Пьесы. Статьи

Леон Кручковский
100
10
(1 голос)
0 0

Аннотация: Творчество Леона Кручковского — одно из наиболее ярких и значительных явлений польской литературы XX века. Талантливый драматург, прозаик, публицист, крупный общественный деятель, он внес большой вклад в литературу и культуру своей страны. В сборник вошли почти все пьесы писателя и наиболее значительные публицистические и критические статьи. Книга снабжена статьей и комментарием.

Книга добавлена:
18-03-2024, 11:36
0
63
98
Пьесы. Статьи

Читать книгу "Пьесы. Статьи"



О «ВНУТРЕННЕЙ БИОГРАФИИ» ПИСАТЕЛЯ

«Наши писатели не знают жизни либо знают ее поверхностно». Эта точка зрения высказывается у нас очень часто, она является постоянным мотивом большинства наших литературных дискуссий. Естественно, это мнение касается не жизни «вообще» и не знания жизни, которое приобретает в большей или меньшей степени каждый человек по мере увеличения прожитых лет. Речь идет о глубоком и всестороннем знании процессов, явлений и узловых фактов современной действительности, нашего социалистического строительства и социалистической перестройки деревни — о том знании, которое охватывает не только то, что есть, но и то, что только нарождается, развивается, дает ростки.

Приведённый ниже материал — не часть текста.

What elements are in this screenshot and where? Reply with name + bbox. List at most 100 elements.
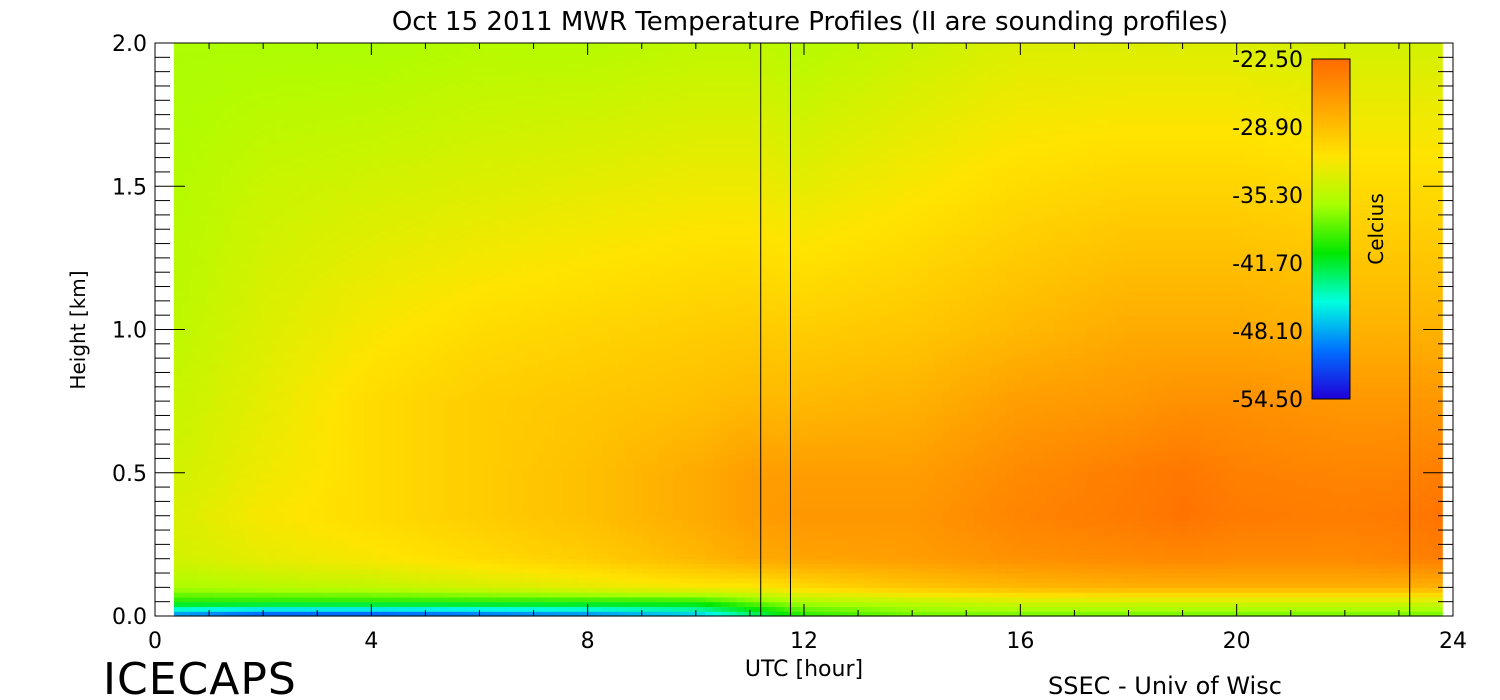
heatmap-cell	[300, 491, 310, 498]
heatmap-cell	[435, 105, 445, 111]
heatmap-cell	[308, 601, 318, 608]
heatmap-cell	[324, 358, 334, 364]
heatmap-cell	[197, 186, 207, 192]
heatmap-cell	[261, 171, 270, 178]
heatmap-cell	[324, 577, 334, 584]
heatmap-cell	[340, 133, 349, 140]
heatmap-cell	[435, 525, 445, 531]
heatmap-cell	[324, 334, 334, 340]
heatmap-cell	[308, 300, 318, 307]
heatmap-cell	[332, 109, 341, 116]
heatmap-cell	[237, 148, 246, 154]
heatmap-cell	[467, 520, 476, 526]
heatmap-cell	[403, 477, 413, 483]
heatmap-cell	[467, 76, 476, 82]
heatmap-cell	[324, 95, 334, 101]
heatmap-cell	[205, 171, 215, 178]
heatmap-cell	[221, 544, 231, 550]
heatmap-cell	[356, 458, 365, 464]
heatmap-cell	[229, 448, 238, 455]
heatmap-cell	[443, 410, 452, 417]
heatmap-cell	[364, 463, 373, 469]
heatmap-cell	[269, 181, 278, 187]
heatmap-cell	[300, 396, 310, 402]
heatmap-cell	[395, 382, 405, 388]
heatmap-cell	[253, 482, 262, 488]
heatmap-cell	[237, 286, 246, 292]
heatmap-cell	[380, 286, 389, 292]
heatmap-cell	[332, 477, 341, 483]
heatmap-cell	[427, 171, 437, 178]
heatmap-cell	[197, 181, 207, 187]
heatmap-cell	[490, 224, 500, 230]
heatmap-cell	[364, 305, 373, 311]
heatmap-cell	[213, 611, 223, 617]
heatmap-cell	[387, 448, 397, 455]
heatmap-cell	[380, 601, 389, 608]
heatmap-cell	[395, 410, 405, 417]
heatmap-cell	[213, 334, 223, 340]
heatmap-cell	[253, 520, 262, 526]
heatmap-cell	[189, 162, 199, 168]
heatmap-cell	[372, 506, 381, 512]
heatmap-cell	[387, 592, 397, 598]
heatmap-cell	[173, 382, 183, 388]
heatmap-cell	[372, 319, 381, 326]
heatmap-cell	[181, 319, 191, 326]
heatmap-cell	[197, 382, 207, 388]
heatmap-cell	[411, 391, 421, 397]
heatmap-cell	[356, 85, 365, 92]
heatmap-cell	[364, 549, 373, 555]
heatmap-cell	[205, 305, 215, 311]
heatmap-cell	[253, 439, 262, 445]
heatmap-cell	[403, 353, 413, 359]
heatmap-cell	[181, 334, 191, 340]
heatmap-cell	[372, 253, 381, 259]
heatmap-cell	[308, 128, 318, 135]
heatmap-cell	[364, 100, 373, 106]
heatmap-cell	[364, 487, 373, 493]
heatmap-cell	[245, 343, 254, 350]
heatmap-cell	[348, 405, 357, 412]
heatmap-cell	[364, 405, 373, 412]
heatmap-cell	[387, 167, 397, 173]
heatmap-cell	[475, 558, 484, 565]
heatmap-cell	[292, 425, 302, 431]
heatmap-cell	[419, 525, 429, 531]
heatmap-cell	[197, 563, 207, 569]
heatmap-cell	[237, 353, 246, 359]
heatmap-cell	[284, 611, 294, 617]
heatmap-cell	[276, 534, 286, 541]
heatmap-cell	[427, 200, 437, 206]
heatmap-cell	[483, 491, 492, 498]
heatmap-cell	[308, 200, 318, 206]
heatmap-cell	[229, 66, 238, 73]
heatmap-cell	[372, 410, 381, 417]
heatmap-cell	[332, 291, 341, 297]
heatmap-cell	[308, 205, 318, 211]
heatmap-cell	[372, 276, 381, 283]
heatmap-cell	[205, 577, 215, 584]
heatmap-cell	[356, 191, 365, 197]
heatmap-cell	[451, 410, 460, 417]
heatmap-cell	[380, 520, 389, 526]
heatmap-cell	[284, 310, 294, 316]
heatmap-cell	[189, 405, 199, 412]
heatmap-cell	[364, 262, 373, 269]
heatmap-cell	[443, 587, 452, 593]
heatmap-cell	[348, 429, 357, 436]
heatmap-cell	[372, 296, 381, 302]
heatmap-cell	[356, 105, 365, 111]
heatmap-cell	[205, 525, 215, 531]
heatmap-cell	[332, 544, 341, 550]
heatmap-cell	[419, 167, 429, 173]
heatmap-cell	[284, 234, 294, 240]
heatmap-cell	[419, 382, 429, 388]
heatmap-cell	[300, 319, 310, 326]
heatmap-cell	[324, 243, 334, 249]
heatmap-cell	[261, 81, 270, 87]
heatmap-cell	[451, 439, 460, 445]
heatmap-cell	[490, 267, 500, 273]
heatmap-cell	[443, 334, 452, 340]
heatmap-cell	[189, 262, 199, 269]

Такое понимание «знания жизни», пожалуй, все мы считаем основным условием плодотворного, творческого труда современного писателя-реалиста. Различия во мнениях начинаются только тогда, когда от бесспорного принципа мы переходим к повседневной практике писательского мастерства. И не только различия во мнениях, но и опасности.

В сущности, вопрос «знания жизни» представляется столь очевидным, что можно удивляться необходимости постоянного напоминания его писателям в качестве особого «постулата». Некоторых, однако, эта необходимость удивляет по другим причинам. Вот, например, в известном уже письме Витольда Арцишевского, недавно опубликованном в «Новой культуре», мы читаем:

«Не было еще поколения, которое бы теснее, чем современное, соприкасалось с совокупностью жизни страны, было бы усерднее о ней информировано и глубже погружено в современность. И никогда экономические, социальные и политические проблемы не определяли так сильно воспитание, науку, труд и жизнь личности, как это происходит теперь».

Так как же понять, удивляется гражданин Арцишевский, что раньше писатели легко устанавливали связь с жизнью и создавали шедевры, а теперь эту связь так трудно установить{22}.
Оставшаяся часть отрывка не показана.